Breaking the Rules (Pushing the Limits 1.50)
Page 87
“Does that mean you like my work?”
“You have a lot to learn.”
My eyes flash to his as my stomach tightens into a ball. This has to be the cruelest joke. To tell me I belong then rip the hope out from underneath me.
“But you have raw talent that I could never teach. So yes, I like your work.”
Flutters in my chest, flying high in the sky. I have talent. I’m going to succeed on my own. I’m off the stool and hugging Hunter. The moment his hands touch my back and press me closer, I jerk. But even with that, Hunter runs his hand along my spine.
No one should ever hold me this close. No one should touch me like this. Not someone who isn’t Noah.
“I’m sorry.” I push away, wondering if I’ve given a wrong sign. “I shouldn’t have—”
“Echo?” The question in Noah’s voice slashes like a knife to my heart.
My hair hits my face as I turn to him. “Hunter likes my work.”
Noah’s brown eyes flicker between me and Hunter. “That’s good.” But he doesn’t say it like he’s happy. He says it like I hurt him.
I suck in air and hope Noah will understand. “Hunter just saw my paintings, my drawings, and he likes them and I got excited.”
Please hear what I’m saying. He sees my potential. He sees my talent. All of it without my mother’s influence. For the first time in my life, I’m standing on my own.
The room’s gone quiet, and Noah notices how everyone watches us. He shakes his hair over his eyes, and he hauntingly reminds me of the boy I first met months ago. Not the boy who shares his soul with me, but the one that made fun of my name. The one who, when I refused to give him back his leather jacket in public, said horrible things and made me cry.
Two nights ago, Noah held me in his arms and loved me like no one has ever loved me. Right now the man to my right has the possibility of making my dreams come true. Why does it seem that any way I choose, I’m going to break someone’s heart?
Mine or Noah’s or both.
Noah
From behind Echo, the bastard smiles and, fuck me, Echo’s pleading with me to let this go. But she doesn’t see what I see. She didn’t notice that asshole’s face when she wrapped her arms around him. Like she handed him a gift, and he was hell-bent on opening it as fast as he could. My fingers curl as he mockingly raises his eyebrows. The bastard acts like he’s calling my bluff.
It’s no bluff, you damned snake. It’s no bluff at all.
Echo shuffles her feet as if she can’t decide who she should be more concerned over. “Noah?”
I release a stream of air through my mouth, attempting to rein in my temper. Losing it here, it’s what he wants. It’s Echo’s nightmare. “I was stopping by to see if you needed anything.”
And to fill you in on my mom’s family. Then the conversation will detour to how I walked in to see her tackling another guy—a guy I already have issues with.
“I...” She glances behind her, and the bastard’s smile vanishes before she can spot it. “Well, Hunter was looking at my work, and we were talking about how he liked it and—”
“It’s all right, Echo,” says Hunter in a sugar-sweet way that causes me to want to punch his face. “Since you aren’t officially a part of The Attic, we haven’t discussed how there are boundaries between your professional life and your personal life. And even if we did have the conversation, you didn’t ask your boyfriend to rush in and cause a scene.”

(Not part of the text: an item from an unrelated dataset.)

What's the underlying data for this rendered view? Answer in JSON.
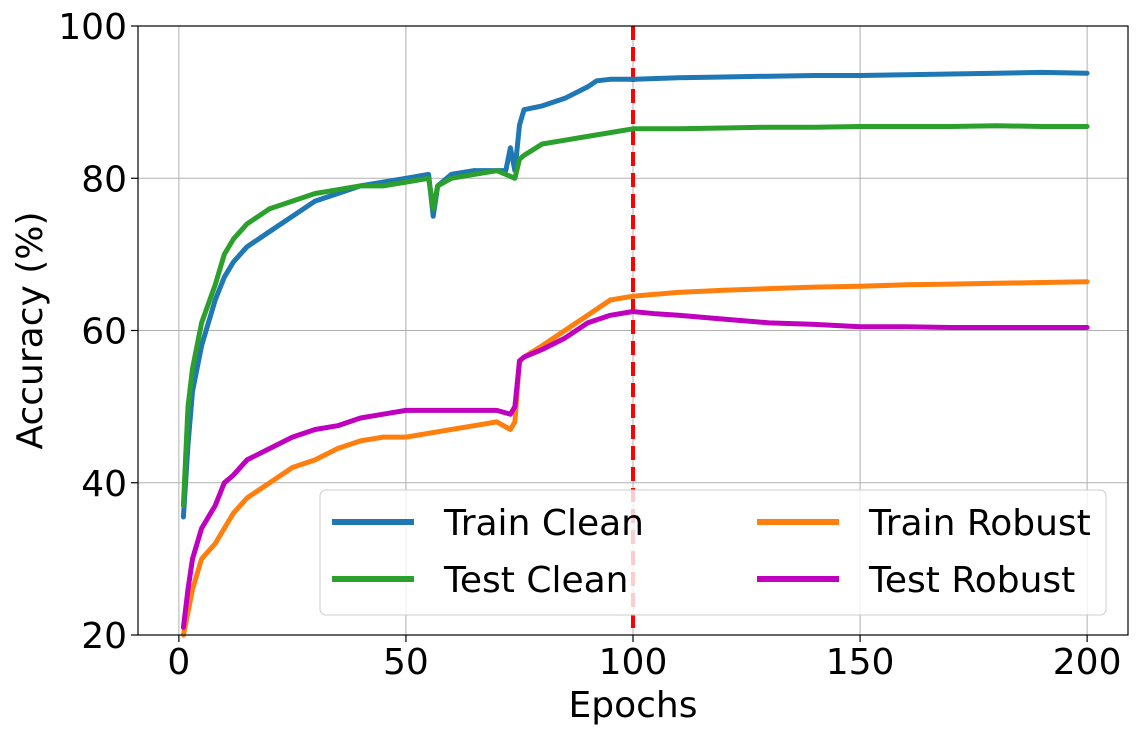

My spine straightens, and I cross my arms over my chest. A scene? I’ll throw him through the fucking window, then we can discuss a scene.
“Maybe you and your boyfriend should take this outside?” Hunter says to her. “And after you clean up what’s going on here, we can discuss whether you can focus on a career in art.”
Echo’s cheeks flare red, and she drops her gaze. I briefly close my eyes. She’s embarrassed—over me.
Hunter leaves and heads down the stairs. Motion around us, a shifting of feet on the loft flooring, and Echo hugs herself as if the action could make her small enough to disappear. “Let’s go.”
She avoids eye contact as she passes me and doesn’t permit her arm to graze mine. Nor does she look back to see if I follow.
Pain pricks my chest. The worst type of letting go isn’t the kicking or the screaming, because at least then there’s enough emotion left to fight. No, the worst type is the silent acceptance. The quietness of the release. That’s when the person realizes they no longer give a damn.